While Chinese investments have undeniably created jobs, locals complain that their businesses are being displaced. From second-hand clothing markets to street vending, Chinese traders are competing directly with Zambians. Recently, Justice Minister Given Lubinda reminded China’s ambassador that investors should not compete with locals in their own trades, but rather invest in sectors where Zambians lack opportunities.

An Optimistic Voice: Dambisa Moyo

Not everyone is critical. Renowned Zambian economist Dambisa Moyo, author of Dead Aid, argues that much reporting on Chinese investors is simplistic. She emphasizes that African workers outnumber Chinese employees in these firms, while Chinese staff are typically brought in for specialized technical roles. For Moyo, China’s investments bring tangible benefits to the poor, unlike Western colonial powers who left destruction behind without rebuilding.

Labor Rights and Harsh Realities

Yet conditions in Chinese-run companies raise concerns. Zambians employed in the mines report racism, grueling work hours, exposure to toxic chemicals, extreme heat, withheld wages, and denial of holidays. Human Rights Watch documented such abuses in 2011. These complaints resonate with Beijing’s broader record of human rights violations, including its treatment of Uyghur Muslims at home.

Moreover, China tends to channel investments through its own state-owned enterprises, leaving little room for joint ventures with Zambian or multinational companies. Although billion-dollar projects impress on the surface, the local population often sees little direct benefit.

Even Zambia, which has managed to reduce corruption compared to many African peers, fears that Chinese companies are fueling new scandals.

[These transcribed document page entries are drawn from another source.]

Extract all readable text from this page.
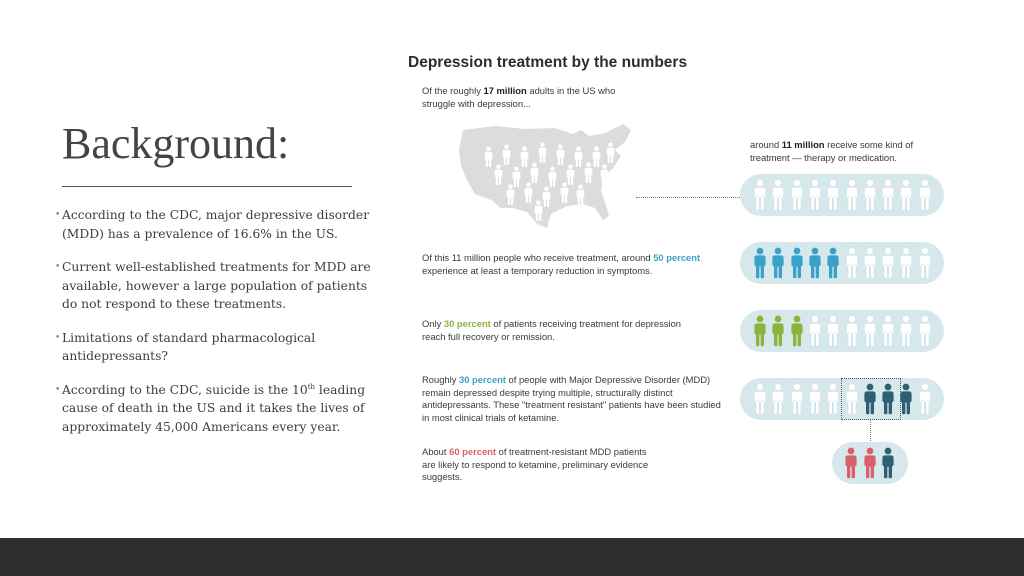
Background:
• According to the CDC, major depressive disorder (MDD) has a prevalence of 16.6% in the US.
• Current well-established treatments for MDD are available, however a large population of patients do not respond to these treatments.
• Limitations of standard pharmacological antidepressants?
• According to the CDC, suicide is the 10th leading cause of death in the US and it takes the lives of approximately 45,000 Americans every year.
Depression treatment by the numbers
Of the roughly 17 million adults in the US who struggle with depression...
around 11 million receive some kind of treatment — therapy or medication.
Of this 11 million people who receive treatment, around 50 percent experience at least a temporary reduction in symptoms.
Only 30 percent of patients receiving treatment for depression reach full recovery or remission.
Roughly 30 percent of people with Major Depressive Disorder (MDD) remain depressed despite trying multiple, structurally distinct antidepressants. These "treatment resistant" patients have been studied in most clinical trials of ketamine.
About 60 percent of treatment-resistant MDD patients are likely to respond to ketamine, preliminary evidence suggests.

Debt Traps and a Sino-Centric World

Napoleon Bonaparte once warned: “Let China sleep, for when she wakes, she will shake the world.” Today, his prophecy seems closer to reality. Beijing’s Belt and Road Initiative is reshaping global economic and geopolitical balances. Experts warn that China is ensnaring Asian and African states in a debt trap, forcing them to surrender key assets when loans cannot be repaid. Sri Lanka’s recent handover of a port to a Chinese company on a 99-year lease serves as a stark example.

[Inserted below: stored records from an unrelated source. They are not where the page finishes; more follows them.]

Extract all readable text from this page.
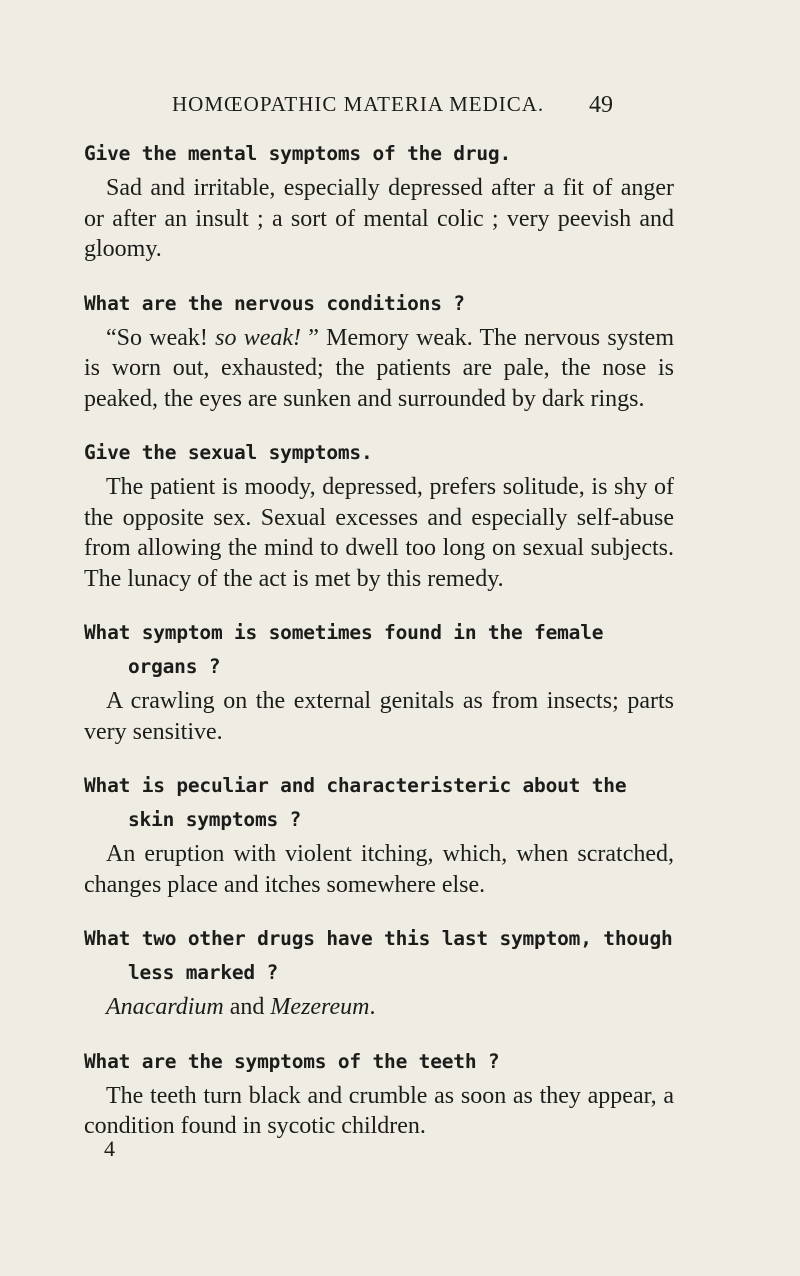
HOMŒOPATHIC MATERIA MEDICA. 49
Give the mental symptoms of the drug.
Sad and irritable, especially depressed after a fit of anger or after an insult ; a sort of mental colic ; very peevish and gloomy.
What are the nervous conditions ?
“So weak! so weak! ” Memory weak. The nervous system is worn out, exhausted; the patients are pale, the nose is peaked, the eyes are sunken and surrounded by dark rings.
Give the sexual symptoms.
The patient is moody, depressed, prefers solitude, is shy of the opposite sex. Sexual excesses and especially self-abuse from allowing the mind to dwell too long on sexual subjects. The lunacy of the act is met by this remedy.
What symptom is sometimes found in the female organs ?
A crawling on the external genitals as from insects; parts very sensitive.
What is peculiar and characteristeric about the skin symptoms ?
An eruption with violent itching, which, when scratched, changes place and itches somewhere else.
What two other drugs have this last symptom, though less marked ?
Anacardium and Mezereum.
What are the symptoms of the teeth ?
The teeth turn black and crumble as soon as they appear, a condition found in sycotic children.
4
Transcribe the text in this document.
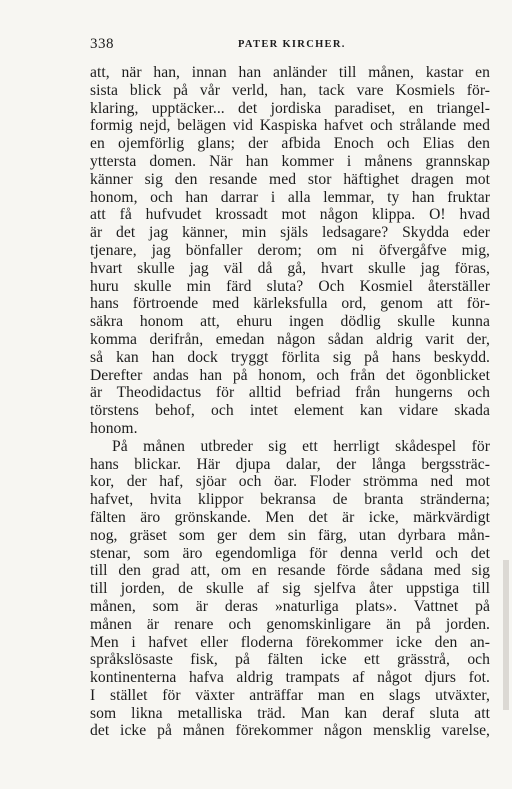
338	PATER KIRCHER.
att, när han, innan han anländer till månen, kastar en
sista blick på vår verld, han, tack vare Kosmiels för-
klaring, upptäcker... det jordiska paradiset, en triangel-
formig nejd, belägen vid Kaspiska hafvet och strålande med
en ojemförlig glans; der afbida Enoch och Elias den
yttersta domen. När han kommer i månens grannskap
känner sig den resande med stor häftighet dragen mot
honom, och han darrar i alla lemmar, ty han fruktar
att få hufvudet krossadt mot någon klippa. O! hvad
är det jag känner, min själs ledsagare? Skydda eder
tjenare, jag bönfaller derom; om ni öfvergåfve mig,
hvart skulle jag väl då gå, hvart skulle jag föras,
huru skulle min färd sluta? Och Kosmiel återställer
hans förtroende med kärleksfulla ord, genom att för-
säkra honom att, ehuru ingen dödlig skulle kunna
komma derifrån, emedan någon sådan aldrig varit der,
så kan han dock tryggt förlita sig på hans beskydd.
Derefter andas han på honom, och från det ögonblicket
är Theodidactus för alltid befriad från hungerns och
törstens behof, och intet element kan vidare skada
honom.
På månen utbreder sig ett herrligt skådespel för
hans blickar. Här djupa dalar, der långa bergssträc-
kor, der haf, sjöar och öar. Floder strömma ned mot
hafvet, hvita klippor bekransa de branta stränderna;
fälten äro grönskande. Men det är icke, märkvärdigt
nog, gräset som ger dem sin färg, utan dyrbara mån-
stenar, som äro egendomliga för denna verld och det
till den grad att, om en resande förde sådana med sig
till jorden, de skulle af sig sjelfva åter uppstiga till
månen, som är deras »naturliga plats». Vattnet på
månen är renare och genomskinligare än på jorden.
Men i hafvet eller floderna förekommer icke den an-
språkslösaste fisk, på fälten icke ett grässtrå, och
kontinenterna hafva aldrig trampats af något djurs fot.
I stället för växter anträffar man en slags utväxter,
som likna metalliska träd. Man kan deraf sluta att
det icke på månen förekommer någon mensklig varelse,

Zambia may be heading down a similar path. President Hichilema expects Chinese investments to reach $20 billion by 2030. Xi Jinping, for his part, has promised to increase imports of high-quality Zambian goods, especially agricultural products. Yet Zambia already owes Beijing an estimated $6.6 billion—or 30% of its external debt. Some believe the true figure is even higher.

The World Bank recently approved a $560 million loan to Zambia, while the IMF has pledged even more. But the number of creditors continues to grow, adding further strain.

Searching for Solutions

Have African nations, weary of centuries of Western exploitation, leapt from the frying pan into the fire by embracing China as an alternative? Economists suggest Zambia must tread carefully—intensifying talks with Beijing, avoiding debt accumulation in new projects, and considering a moratorium on repayments. Hichilema himself has admitted that progress is impossible without restructuring the country’s mounting debt.

Zambia has clearly benefited from Chinese investments. But the price it may ultimately pay could be devastating. No country invests without self-interest. The challenge lies in striking a balance that safeguards Zambia’s sovereignty while preserving economic gains. If not, China’s dominance over key sectors will only deepen—and on its own terms.